Clara Lemercier Gemptel

         








Influencée par le cinéma d’horreur, je crée dans mes films des corps divers (creux, stéréotypés, angoissants, fantomatiques) qui interrogent tous à leur manière la possibilité d’une altérité au cinéma. À travers eux, je décortique les codes cinématographiques, normes esthétiques, rapports de forces et de domination qui conditionnent la représentation des corps à l’image. Créer ces corps cinématographiques étranges, envers lesquels aucune identification n’est possible, est pour moi une manière d’affirmer que l’image d’un corps est avant tout le produit d’un discours (politique, social, culturel, historique) d’un rapport au réel, à l’espace-temps: une définition idéologique de l’individualité.



Influenced by horror cinema, I create various bodies in my movies – stereotyped, hollow, frightening, ghostly – which question, each in its own way, the possibility of some otherness in cinema. Through these bodies, I unravel the cinematographic codes, the esthetical norms, the power and domination struggles which condition bodies representation. To me, creating these cinematographic and eerie bodies, with which no identification is possible, is a way of affirming that every body representation is above all the product of a political discourse, of a reference to history, to reality, to space and time, of an ideological definition of individuality.


























Soma

2024, 47min15s, HD, Stéréo/5.1







Dans le vacarme permanent des machines, des voix de travailleurs et de travailleuses se font entendre. Des cadres, des infirmières, des assureurs, des commerciaux qui décrivent, avec leurs propres mots, les divers mécanismes, organisations du travail, violences, qui les ont amenés à développer une multitude de symptômes de souffrance physiques et psychiques. En incarnant tour à tour ces récits individuels, d’étranges silhouettes blanches tentent de redonner un corps à ces voix anonymes. Elles traversent ainsi plusieurs espaces labyrinthiques vidés de toute présence humaine: salles d’archives, hangars industriels, blanchisserie hospitalière, bureaux abandonnés.

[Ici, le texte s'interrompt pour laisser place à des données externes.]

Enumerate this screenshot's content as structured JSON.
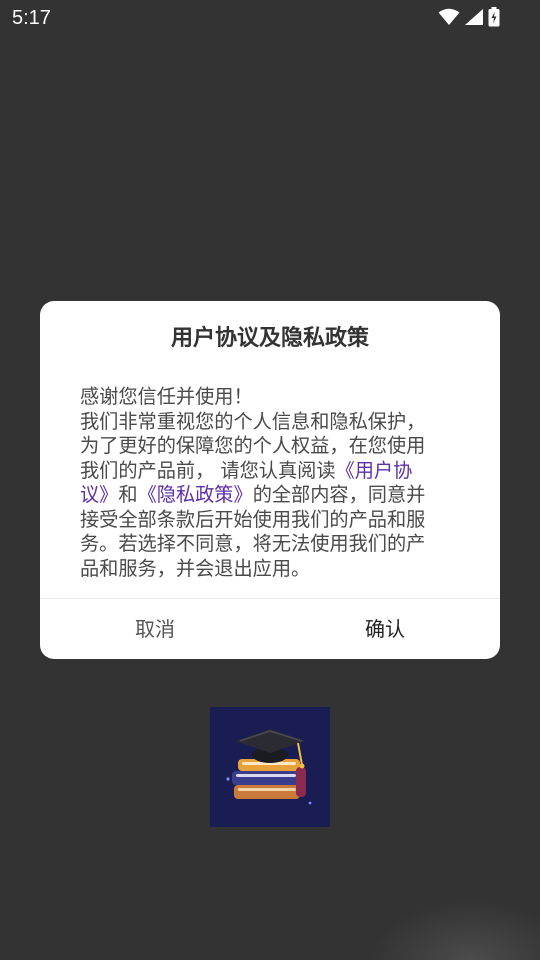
{
  "status_bar": {
    "time": "5:17",
    "icons": [
      "wifi-icon",
      "cellular-signal-icon",
      "battery-charging-icon"
    ]
  },
  "dialog": {
    "title": "用户协议及隐私政策",
    "body": {
      "line1": "感谢您信任并使用！",
      "line2": "我们非常重视您的个人信息和隐私保护，",
      "line3": "为了更好的保障您的个人权益，在您使用",
      "line4_text": "我们的产品前， 请您认真阅读",
      "user_agreement_part1": "《用户协",
      "user_agreement_part2": "议》",
      "line5_and": "和",
      "privacy_policy": "《隐私政策》",
      "line5_rest": "的全部内容，同意并",
      "line6": "接受全部条款后开始使用我们的产品和服",
      "line7": "务。若选择不同意，将无法使用我们的产",
      "line8": "品和服务，并会退出应用。"
    },
    "cancel_label": "取消",
    "confirm_label": "确认"
  },
  "colors": {
    "background": "#333333",
    "dialog": "#ffffff",
    "link": "#5d2fa8",
    "logo_background": "#1a1d52"
  },
  "splash_logo": {
    "icon": "graduation-cap-books-icon"
  }
}
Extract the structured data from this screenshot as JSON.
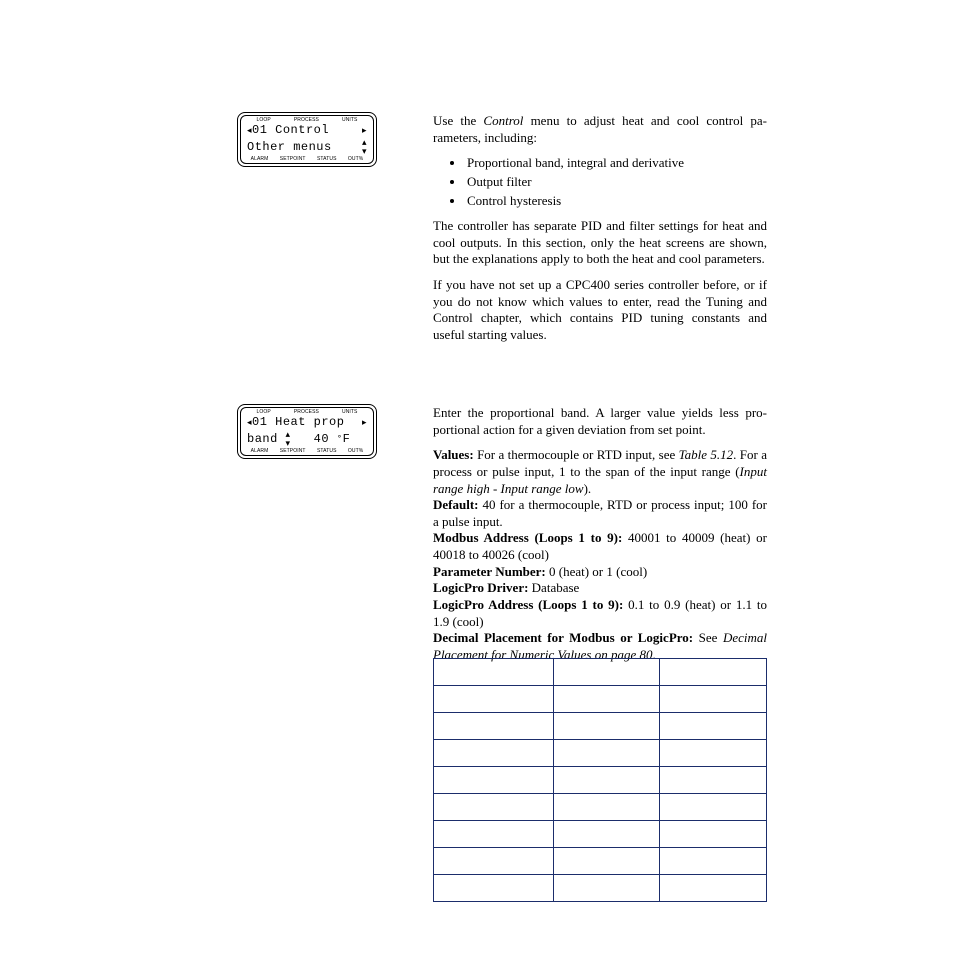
{
  "lcd1": {
    "top": [
      "LOOP",
      "PROCESS",
      "UNITS"
    ],
    "line1_left": "◂",
    "line1_text": "01 Control",
    "line1_right": "▸",
    "line2_text": "Other menus",
    "line2_right_a": "▴",
    "line2_right_b": "▾",
    "bottom": [
      "ALARM",
      "SETPOINT",
      "STATUS",
      "OUT%"
    ]
  },
  "lcd2": {
    "top": [
      "LOOP",
      "PROCESS",
      "UNITS"
    ],
    "line1_left": "◂",
    "line1_text": "01 Heat prop",
    "line1_right": "▸",
    "line2_text": "band ",
    "line2_mid_a": "▴",
    "line2_mid_b": "▾",
    "line2_val": "   40 ",
    "line2_deg": "°",
    "line2_unit": "F",
    "bottom": [
      "ALARM",
      "SETPOINT",
      "STATUS",
      "OUT%"
    ]
  },
  "txt": {
    "p1a": "Use the ",
    "p1b": "Control",
    "p1c": " menu to adjust heat and cool control pa­rameters, including:",
    "b1": "Proportional band, integral and derivative",
    "b2": "Output filter",
    "b3": "Control hysteresis",
    "p2": "The controller has separate PID and filter settings for heat and cool outputs. In this section, only the heat screens are shown, but the explanations apply to both the heat and cool parameters.",
    "p3": "If you have not set up a CPC400 series controller before, or if you do not know which values to enter, read the Tuning and Control chapter, which contains PID tuning constants and useful starting values.",
    "pp1": "Enter the proportional band. A larger value yields less pro­portional action for a given deviation from set point.",
    "vL": "Values:",
    "vTa": " For a thermocouple or RTD input, see ",
    "vTb": "Table 5.12",
    "vTc": ". For a process or pulse input, 1 to the span of the input range (",
    "vTd": "Input range high - Input range low",
    "vTe": ").",
    "dL": "Default:",
    "dT": " 40 for a thermocouple, RTD or process input; 100 for a pulse input.",
    "mL": "Modbus Address (Loops 1 to 9):",
    "mT": " 40001 to 40009 (heat) or 40018 to 40026 (cool)",
    "pnL": "Parameter Number:",
    "pnT": " 0 (heat) or 1 (cool)",
    "ldL": "LogicPro Driver:",
    "ldT": " Database",
    "laL": "LogicPro Address (Loops 1 to 9):",
    "laT": " 0.1 to 0.9 (heat) or 1.1 to 1.9 (cool)",
    "dpL": "Decimal Placement for Modbus or LogicPro:",
    "dpTa": " See ",
    "dpTb": "Dec­imal Placement for Numeric Values on page 80",
    "dpTc": "."
  }
}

Amid the constant din of machines, worker’s testimonies are heard. Each in his or her own way, they describe the various mechanisms, work organization and violence that have led them to develop a multitude of physical and psychological symptoms. By embodying these individual accounts, strange white silhouettes attempt to give body to these anonymous voices.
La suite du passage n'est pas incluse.